With South Africa’s R350 social relief of distress grant set to expire in March, calls for the introduction of a permanent basic income grant (BIG) have intensified, says Virag Forizs, emerging markets economist at Capital Economics.
“However, senior policymakers don’t seem to be seeing eye to eye on the ‘BIG question’,” she said. “Some government officials – including the president – have appeared to be increasingly receptive to the idea, while others, like finance minister Enoch Gondongwana, have expressed a preference for other programmes instead.”
Despite these and other intra-party divisions, the president is widely expected to make an announcement on the question of social support measures in his state of the nation speech, Forizs said.
“While enormous fiscal costs associated with a fully-fledged BIG-scheme – up to 10% of GDP per year – and South Africa’s poor public finances will probably push Ramaphosa to avoid a total commitment to introducing a BIG, the special Covid-19 unemployment grant is likely to be extended beyond March.
“Policymakers will probably use the fiscal space afforded by better-than-expected budget outturns in recent years to do so. But it wouldn’t take much to steer the austerity plans off course – something we have warned about before,” she said.
Market analyst at Intellidex, Peter Attard Montalto, also expressed similar views, saying that the SRD grant is likely to be extended for another year at least, in lieu of an announcement on the basic income grant in the 2022 budget speech.
Tax increases
While it is not clear how the government will fund an expanded R350 SRD grant, or a permanent basic income grant, experts and economists have indicated that it will almost certainly require tax increases.
A report published by an expert panel on basic income support in December 2021 mooted possible VAT or income tax hikes to pay for the additional costs.
A separate report by the National Economic Development and Labour Council (Nedlac) in January found that a solidarity or wealth tax could be introduced as a long-term generator, but that income tax, corporate tax, and VAT hikes would likely be needed in the short-term for the BIG to be feasible if it plans to raise additional revenue more immediately.
“Given the significance of the cost of a universal BIG, alternative sources of taxation such as those mentioned above, should be assessed for viability in financing partially or wholly the implementation of a BIG,” Nedlac said.

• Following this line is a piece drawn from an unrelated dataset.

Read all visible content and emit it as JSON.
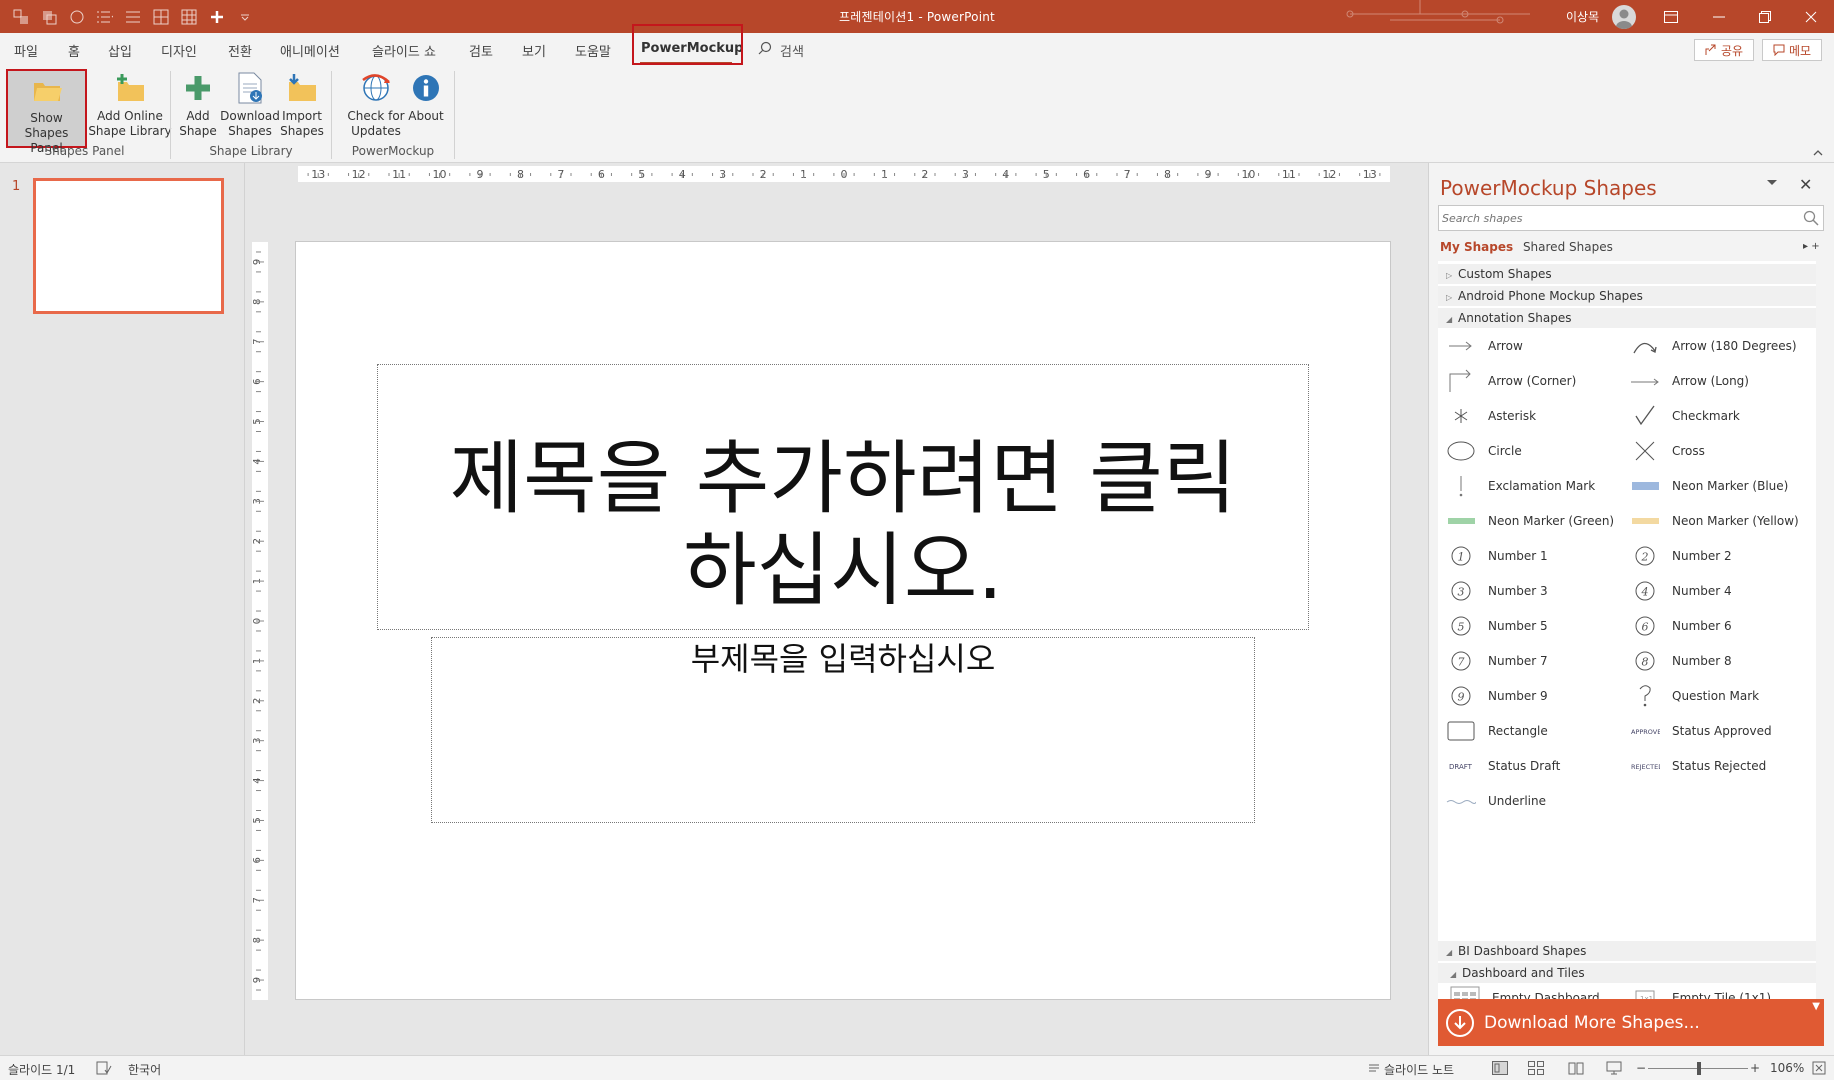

“However, such alternative sources of taxation may only be practically implemented over the medium term, therefore PIT, CIT and VAT remain the alternatives over the short-term if the implementation of a BIG takes place within the short-term.”

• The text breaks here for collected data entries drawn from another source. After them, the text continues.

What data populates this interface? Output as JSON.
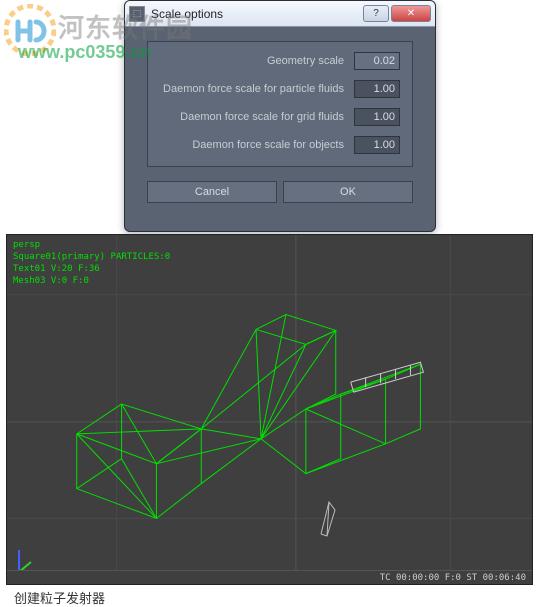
{
  "watermark": {
    "text": "河东软件园",
    "url": "www.pc0359.cn"
  },
  "dialog": {
    "title": "Scale options",
    "fields": [
      {
        "label": "Geometry scale",
        "value": "0.02"
      },
      {
        "label": "Daemon force scale for particle fluids",
        "value": "1.00"
      },
      {
        "label": "Daemon force scale for grid fluids",
        "value": "1.00"
      },
      {
        "label": "Daemon force scale for objects",
        "value": "1.00"
      }
    ],
    "buttons": {
      "cancel": "Cancel",
      "ok": "OK"
    },
    "winbtn": {
      "help": "?",
      "close": "✕"
    }
  },
  "viewport": {
    "hud": "persp\nSquare01(primary) PARTICLES:0\nText01 V:20 F:36\nMesh03 V:0 F:0",
    "status": "TC 00:00:00   F:0   ST 00:06:40"
  },
  "caption": "创建粒子发射器"
}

A source close to the presidency told BusinessDay that no formal decision had yet been taken on financing because a BIG is likely to require an increase in VAT.
Based on various scenarios and target groups, the cost of a BIG grant could be anywhere from R95 billion (targeting the unemployed at R350 a month) to R550 billion (universal grant at R1,270) a year, even in the most optimistic circumstances.
Extending the Covid grant alone for a year would cost R35 billion, said BNP Paribas, while the full costs of a basic income grant could range between R157 billion to R519 billion a year, according to a study by Intellidex.
Nedlac’s researchers found that, if funded through personal income tax, a universal BIG at the level of the special Covid-19 Social Relief of Distress Grant (R350) would result in an approximate average increase in effective tax rates at 8.2%. Alternatively, the cost of implementing the grant can be funded through the reallocation of public expenditure, it said.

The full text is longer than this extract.